Dichloroacetate stimulates changes in the mitochondrial network morphology via partial mitophagy in human SH-SY5Y neuroblastoma cells.

Abstract

Dichloroacetate (DCA) is beneficial in cancer therapy because it induces apoptosis and decreases cancer growth in vitro and in vivo without affecting non-cancer cells. DCA stimulates the activity of the enzyme pyruvate dehydrogenase by inhibiting pyruvate dehydrogenase kinase. Consequently, DCA promotes oxidative phosphorylation after glycolysis. Therefore, DCA produces changes in energy metabolism that could affect the mitochondrial network and mitophagy. This investigation determined the effects of DCA treatment on mitophagy in human neuroblastoma SH-SY5Y cells. SH-SY5Y cells were cultured and distributed into 3 groups: control, NH4Cl and chloroquine.

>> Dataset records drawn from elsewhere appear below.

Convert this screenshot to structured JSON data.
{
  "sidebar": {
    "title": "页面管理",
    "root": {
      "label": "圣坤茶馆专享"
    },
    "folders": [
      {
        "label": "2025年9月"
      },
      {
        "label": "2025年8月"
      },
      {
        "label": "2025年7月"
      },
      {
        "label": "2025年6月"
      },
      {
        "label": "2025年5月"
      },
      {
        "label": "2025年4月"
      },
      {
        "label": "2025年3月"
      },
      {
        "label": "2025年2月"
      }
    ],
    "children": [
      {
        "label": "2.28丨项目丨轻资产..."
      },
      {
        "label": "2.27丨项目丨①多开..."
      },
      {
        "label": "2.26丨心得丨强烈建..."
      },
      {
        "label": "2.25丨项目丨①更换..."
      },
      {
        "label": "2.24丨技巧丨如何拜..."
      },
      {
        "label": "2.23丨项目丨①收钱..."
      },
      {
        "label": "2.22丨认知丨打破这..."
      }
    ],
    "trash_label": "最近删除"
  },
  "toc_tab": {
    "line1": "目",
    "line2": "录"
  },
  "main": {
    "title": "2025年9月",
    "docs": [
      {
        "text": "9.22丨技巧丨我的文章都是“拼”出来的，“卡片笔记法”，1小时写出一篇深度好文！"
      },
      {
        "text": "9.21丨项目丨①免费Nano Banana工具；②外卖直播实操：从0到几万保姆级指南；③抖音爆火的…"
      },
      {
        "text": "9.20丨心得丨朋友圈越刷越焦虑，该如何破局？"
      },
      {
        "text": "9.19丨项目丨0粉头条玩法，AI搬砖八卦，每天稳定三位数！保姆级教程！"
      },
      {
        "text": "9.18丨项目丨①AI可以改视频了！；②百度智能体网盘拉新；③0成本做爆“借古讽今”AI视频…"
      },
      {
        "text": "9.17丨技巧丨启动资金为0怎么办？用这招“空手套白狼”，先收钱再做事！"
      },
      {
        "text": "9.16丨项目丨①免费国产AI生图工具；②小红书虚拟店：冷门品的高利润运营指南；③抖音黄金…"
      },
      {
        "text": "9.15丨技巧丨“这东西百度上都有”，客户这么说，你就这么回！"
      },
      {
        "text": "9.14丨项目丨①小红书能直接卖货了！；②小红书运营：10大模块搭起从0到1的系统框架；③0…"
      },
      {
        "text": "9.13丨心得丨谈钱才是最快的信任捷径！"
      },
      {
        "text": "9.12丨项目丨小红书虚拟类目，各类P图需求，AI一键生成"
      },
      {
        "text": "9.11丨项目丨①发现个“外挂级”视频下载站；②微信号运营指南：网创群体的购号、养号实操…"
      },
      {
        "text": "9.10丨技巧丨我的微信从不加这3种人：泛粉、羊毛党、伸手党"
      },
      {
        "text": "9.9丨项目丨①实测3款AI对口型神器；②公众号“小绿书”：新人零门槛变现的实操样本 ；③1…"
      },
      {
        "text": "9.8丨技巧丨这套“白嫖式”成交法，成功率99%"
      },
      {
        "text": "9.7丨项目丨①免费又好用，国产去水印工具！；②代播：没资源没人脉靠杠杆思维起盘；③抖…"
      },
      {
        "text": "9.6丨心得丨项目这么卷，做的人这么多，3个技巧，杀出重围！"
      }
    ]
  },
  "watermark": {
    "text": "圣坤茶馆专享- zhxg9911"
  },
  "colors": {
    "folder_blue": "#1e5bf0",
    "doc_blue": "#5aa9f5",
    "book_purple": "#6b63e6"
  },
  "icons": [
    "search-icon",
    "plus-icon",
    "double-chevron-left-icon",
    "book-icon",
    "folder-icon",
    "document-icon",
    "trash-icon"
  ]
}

Each group was treated with DCA at 0, 5, 30 and 60 mM for 16 h. Samples were analyzed for cell viability, mtDNA copy number, mitochondrial network morphology and expression of key proteins involved in mitochondrial dynamics, such as LC3b, FIS1, OPA1, PARKIN and PINK1. In all groups, DCA caused a decrease in cell viability, an induction of autophagy in a dose-dependent manner and a decrease in Tim23, FIS1 and PARKIN protein expression, leading to profound morphological changes in the mitochondrial network resulting in shorter and more fragmented filaments. However, TFAM protein levels remained unchanged. Similarly, the mitochondrial copy number was not significantly different among the treatment groups. In conclusion, DCA induces mitophagy and remodeling of the mitochondrial network. In this remodeling, DCA induces a decrease in the expression of key proteins involved in protein degradation and mitochondrial dynamics but does not significantly affect the mtDNA density. Blocking late phase autophagy increases the effects of DCA, suggesting that autophagy protects the cell, at least partially, against DCA.